Eu geralmente não costumo rever muitas coisas da qual
assisti/li, embora tenha suas exceções, mas isso não me impede de estar sempre
revendo uma cena ou outra, me emocionando novamente (maldito youtube! Pare de me fazer chorar!). Eu já perdi a conta do
número de vezes que assisti este show da Iwasawa, e ainda assim sempre me
emocionar. O momento em que ela eleva sua voz em My Song é quando sua melodia
consegue ressoar mais fundo em mim. É como se fosse uma voz atravessando a
madrugada e cortando o silêncio mortificante, e as ruas vazias e becos escuros
ecoassem sua canção ao infinito. Preenche aquele vazio inquietando descrito em “Dissestes
que se tua voz/Tivesse força igual/À imensa dor que sentes/Teu grito acordaria/Não
só a tua casa/Mas a vizinhança inteira...”. Preenche porque não é um
grito de desespero procurando se encontrar; um grito de solidão, é uma canção
serena, que apesar do amargor, promove um reencontro consigo mesmo, afinal, É a
minha Canção que fala coisas sobre mim. O sujeito dessa canção foi salvo, ao
contrário daquele de Há Tempos.
A melodia é boa, gostosinha de ouvir principalmente à noite
em que os acordes do violão são mais estridentes e se conectam com mais
facilidade a quem ouve, sem sons diegéticos dissonantes para concorrer por seus
sentidos suas cordas se fazem ouvir muito mais limpas e convidativas à imersão.

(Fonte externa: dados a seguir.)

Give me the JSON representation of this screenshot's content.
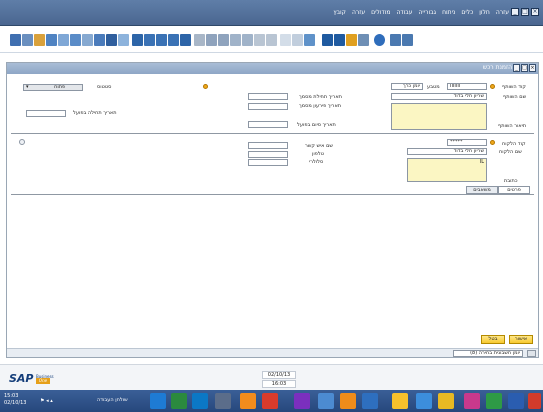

A letra é carregada de sentimentos mistos, de lamento à esperança (“Para
você que está acabado, aqui está a força e a segurança para você ser capaz de
lutar novamente e essa canção/Mesmo assim, obrigada pelo milagre de poder
termos nos encontrado em um mundo imundo e desagradável”), mas suas
letras não são do tipo inesquecíveis ou mesmo envolventes o suficiente para uma
balada.
No entanto, é o sentimento com que Iwasawa (Marina) canta e transmite com essa
música que a faz parecer tão urgente, tão intimista, capturar nossas atenções e
nos levar tão longe através de sua melodia ao ponto de tudo em volta se tornar
obsoleto. My Song tem esse poder de nos envolver em um mundo próprio em que ela
está sendo cantada especialmente para nós. Somos a única plateia e a ouvimos em
silêncio. Não é genial, nem mesmo brilhante, é apenas uma baladinha, mas ela
tem o que toda música precisa que é a capacidade de atravessar guetos,
territórios longínquos e tocar alguém de uma outra cultura que não consegue
entender sua letra. Nem é preciso, a magia da música sobre o ser humano é
exatamente este poder único de se fazer entender e conectar apenas pela melodia.
É assim que pessoas se apaixonam por músicas sem antes mesmo terem acesso às
suas letras, e a quantidade de si mesmo que o interprete deposita naquela
canção é o suficiente para haver uma sincronicidade de sentimentos que
impressiona. Como já disse Carl Jung, não é uma relação causal, mas de
significado, que é inerente a cada um.
Para terem uma ideia, a versão My Song cantada pela Yui (voz por Eri Kitamura e canto por LiSA)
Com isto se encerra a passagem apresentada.